L’effet anti délocalisation ne joue, de toute facon, qu’à l’export. La TVA sociale s’appliquerait sans distinction sur l’origine des produits, son effet anti-délocalisation ne tiendrait alors qu’au transfert des charges sociales vers la TVA sociale.
En effet, le postulat selon lequel la TVA sociale permet de « faire cotiser le travail étranger » est une idiotie : la TVA est payée par les consommateurs, donc par des nationaux. C’est donc toujours une « cotisation » sur les revenus nationaux. Seul le mode de perception change.
Donc le seul effet escompté, c’est, par le transfert de charges des entreprises vers le consommateur, une réduction du coût salarial, qui peut induire un gain en terme de prix de vente donc un gain de compétitivité sur le prix HT. En local, compte tenu de la TVA sociale, la compétitivité ne change pas (la TVA rattrape le gain en prix HT).

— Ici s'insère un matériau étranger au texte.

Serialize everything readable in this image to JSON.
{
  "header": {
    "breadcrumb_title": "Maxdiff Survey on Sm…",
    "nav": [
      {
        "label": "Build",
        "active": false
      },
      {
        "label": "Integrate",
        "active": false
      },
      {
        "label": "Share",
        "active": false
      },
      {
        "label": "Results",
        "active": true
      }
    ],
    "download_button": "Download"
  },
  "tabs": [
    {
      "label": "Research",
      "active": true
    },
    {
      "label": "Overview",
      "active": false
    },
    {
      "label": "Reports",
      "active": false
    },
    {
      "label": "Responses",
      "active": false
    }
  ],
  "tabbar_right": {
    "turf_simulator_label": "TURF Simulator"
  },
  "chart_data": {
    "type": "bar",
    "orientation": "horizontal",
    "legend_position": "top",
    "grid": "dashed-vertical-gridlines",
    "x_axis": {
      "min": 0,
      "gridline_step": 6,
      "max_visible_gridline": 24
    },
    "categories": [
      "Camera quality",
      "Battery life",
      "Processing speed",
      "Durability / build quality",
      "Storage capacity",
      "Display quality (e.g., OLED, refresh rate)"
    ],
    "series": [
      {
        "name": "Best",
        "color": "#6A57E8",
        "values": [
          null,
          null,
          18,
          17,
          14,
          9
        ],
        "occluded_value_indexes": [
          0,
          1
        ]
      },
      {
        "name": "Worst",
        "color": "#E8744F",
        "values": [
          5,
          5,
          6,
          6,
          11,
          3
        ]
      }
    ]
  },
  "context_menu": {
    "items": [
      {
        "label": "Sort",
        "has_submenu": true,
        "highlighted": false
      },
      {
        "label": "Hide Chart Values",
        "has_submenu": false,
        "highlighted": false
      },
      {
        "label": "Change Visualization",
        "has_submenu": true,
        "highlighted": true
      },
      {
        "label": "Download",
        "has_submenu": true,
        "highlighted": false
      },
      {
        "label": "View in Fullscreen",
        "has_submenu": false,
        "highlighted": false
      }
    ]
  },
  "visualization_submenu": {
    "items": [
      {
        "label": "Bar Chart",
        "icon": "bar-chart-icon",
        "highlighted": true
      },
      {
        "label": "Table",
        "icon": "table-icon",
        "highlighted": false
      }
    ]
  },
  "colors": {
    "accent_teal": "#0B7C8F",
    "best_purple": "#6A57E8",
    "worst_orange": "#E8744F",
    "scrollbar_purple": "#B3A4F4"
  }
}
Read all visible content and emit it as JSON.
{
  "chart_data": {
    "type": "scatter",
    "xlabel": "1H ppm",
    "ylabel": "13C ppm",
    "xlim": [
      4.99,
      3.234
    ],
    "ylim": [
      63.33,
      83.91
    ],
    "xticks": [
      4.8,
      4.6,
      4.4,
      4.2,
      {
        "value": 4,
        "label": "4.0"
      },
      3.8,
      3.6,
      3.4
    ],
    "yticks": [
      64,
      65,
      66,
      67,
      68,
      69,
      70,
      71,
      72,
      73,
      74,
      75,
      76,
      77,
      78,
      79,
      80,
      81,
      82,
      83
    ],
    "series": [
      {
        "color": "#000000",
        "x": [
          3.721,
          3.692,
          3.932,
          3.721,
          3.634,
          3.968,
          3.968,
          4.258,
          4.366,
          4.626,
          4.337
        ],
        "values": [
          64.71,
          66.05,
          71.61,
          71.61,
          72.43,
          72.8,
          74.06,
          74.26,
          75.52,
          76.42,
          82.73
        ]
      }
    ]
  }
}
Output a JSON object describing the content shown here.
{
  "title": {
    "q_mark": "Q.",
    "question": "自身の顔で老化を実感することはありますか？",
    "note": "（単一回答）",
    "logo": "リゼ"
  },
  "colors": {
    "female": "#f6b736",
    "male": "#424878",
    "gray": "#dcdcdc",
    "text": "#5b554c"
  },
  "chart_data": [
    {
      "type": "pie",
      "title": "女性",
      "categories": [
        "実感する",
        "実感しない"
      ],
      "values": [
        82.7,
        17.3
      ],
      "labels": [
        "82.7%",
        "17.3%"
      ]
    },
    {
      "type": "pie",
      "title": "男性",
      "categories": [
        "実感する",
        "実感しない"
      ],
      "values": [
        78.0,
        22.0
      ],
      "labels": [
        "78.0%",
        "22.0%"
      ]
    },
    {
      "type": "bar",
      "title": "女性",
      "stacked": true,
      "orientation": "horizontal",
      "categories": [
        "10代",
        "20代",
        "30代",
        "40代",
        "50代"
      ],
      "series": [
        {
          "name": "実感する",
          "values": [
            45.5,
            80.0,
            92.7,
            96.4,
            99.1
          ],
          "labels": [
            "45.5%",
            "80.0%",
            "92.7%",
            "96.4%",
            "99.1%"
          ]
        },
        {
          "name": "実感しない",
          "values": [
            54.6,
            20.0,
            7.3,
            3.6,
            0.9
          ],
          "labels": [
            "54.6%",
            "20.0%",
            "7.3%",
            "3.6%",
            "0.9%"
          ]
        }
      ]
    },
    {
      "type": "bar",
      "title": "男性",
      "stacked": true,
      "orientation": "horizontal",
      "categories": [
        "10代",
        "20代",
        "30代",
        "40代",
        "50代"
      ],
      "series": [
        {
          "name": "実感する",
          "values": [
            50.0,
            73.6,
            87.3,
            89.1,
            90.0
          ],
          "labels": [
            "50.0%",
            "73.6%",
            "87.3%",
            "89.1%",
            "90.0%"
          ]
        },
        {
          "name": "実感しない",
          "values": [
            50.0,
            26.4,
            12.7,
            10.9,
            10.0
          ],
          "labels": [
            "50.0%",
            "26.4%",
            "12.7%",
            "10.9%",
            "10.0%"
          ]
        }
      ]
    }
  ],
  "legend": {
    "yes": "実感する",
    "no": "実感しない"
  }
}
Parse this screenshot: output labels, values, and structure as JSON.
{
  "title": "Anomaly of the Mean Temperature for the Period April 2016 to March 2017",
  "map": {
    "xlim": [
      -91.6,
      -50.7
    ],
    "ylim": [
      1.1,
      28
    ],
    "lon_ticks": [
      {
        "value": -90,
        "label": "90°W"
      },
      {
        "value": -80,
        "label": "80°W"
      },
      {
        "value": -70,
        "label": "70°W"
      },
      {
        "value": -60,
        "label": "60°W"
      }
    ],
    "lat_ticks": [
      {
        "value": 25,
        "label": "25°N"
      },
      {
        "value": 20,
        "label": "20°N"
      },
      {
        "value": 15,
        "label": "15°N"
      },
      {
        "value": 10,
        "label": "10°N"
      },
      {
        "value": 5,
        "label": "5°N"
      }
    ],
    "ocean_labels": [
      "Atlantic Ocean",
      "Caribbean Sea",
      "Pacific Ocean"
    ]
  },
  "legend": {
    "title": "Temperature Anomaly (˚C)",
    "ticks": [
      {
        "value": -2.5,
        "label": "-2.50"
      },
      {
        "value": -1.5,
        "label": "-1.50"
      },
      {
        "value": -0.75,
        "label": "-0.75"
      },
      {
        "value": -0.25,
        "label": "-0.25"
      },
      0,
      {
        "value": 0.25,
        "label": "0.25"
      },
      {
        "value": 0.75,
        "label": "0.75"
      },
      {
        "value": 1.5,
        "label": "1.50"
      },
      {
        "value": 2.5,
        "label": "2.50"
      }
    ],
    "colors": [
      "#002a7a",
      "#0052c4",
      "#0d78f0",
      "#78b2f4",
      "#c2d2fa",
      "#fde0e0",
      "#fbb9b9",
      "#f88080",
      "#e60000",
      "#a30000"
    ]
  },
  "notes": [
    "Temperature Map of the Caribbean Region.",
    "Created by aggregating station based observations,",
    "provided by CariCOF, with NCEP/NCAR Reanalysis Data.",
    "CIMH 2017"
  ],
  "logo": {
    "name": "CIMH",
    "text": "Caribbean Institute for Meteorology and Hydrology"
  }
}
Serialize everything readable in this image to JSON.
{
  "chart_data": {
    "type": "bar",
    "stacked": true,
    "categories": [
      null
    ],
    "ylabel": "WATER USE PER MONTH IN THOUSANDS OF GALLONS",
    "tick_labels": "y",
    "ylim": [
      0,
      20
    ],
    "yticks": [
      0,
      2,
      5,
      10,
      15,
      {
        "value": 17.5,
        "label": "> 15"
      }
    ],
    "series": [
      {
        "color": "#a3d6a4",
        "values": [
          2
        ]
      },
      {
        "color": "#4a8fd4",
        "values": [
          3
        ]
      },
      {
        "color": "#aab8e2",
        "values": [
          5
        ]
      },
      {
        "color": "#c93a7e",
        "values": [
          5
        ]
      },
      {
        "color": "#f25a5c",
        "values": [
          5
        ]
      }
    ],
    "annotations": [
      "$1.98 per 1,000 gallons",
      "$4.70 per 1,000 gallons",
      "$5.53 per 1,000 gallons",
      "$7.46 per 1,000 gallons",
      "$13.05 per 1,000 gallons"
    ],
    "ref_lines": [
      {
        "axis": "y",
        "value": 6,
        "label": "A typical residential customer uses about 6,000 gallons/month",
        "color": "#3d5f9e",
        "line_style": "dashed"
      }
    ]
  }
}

L’avantage, pour les entreprises, est donc uniquement à l’export.
Pour l’Etat, l’avantage théorique, c’est que ce sont les consommateurs (notions plus large que les salariés) qui cotisent via cette TVA sociale. Mais ces consommateurs sont, essentiellement, des personnes ayant un revenu, donc assujettis à la CSG, CSG qui taxent plus large encore, puisqu’elle taxe des revenus non nécessairement consommés.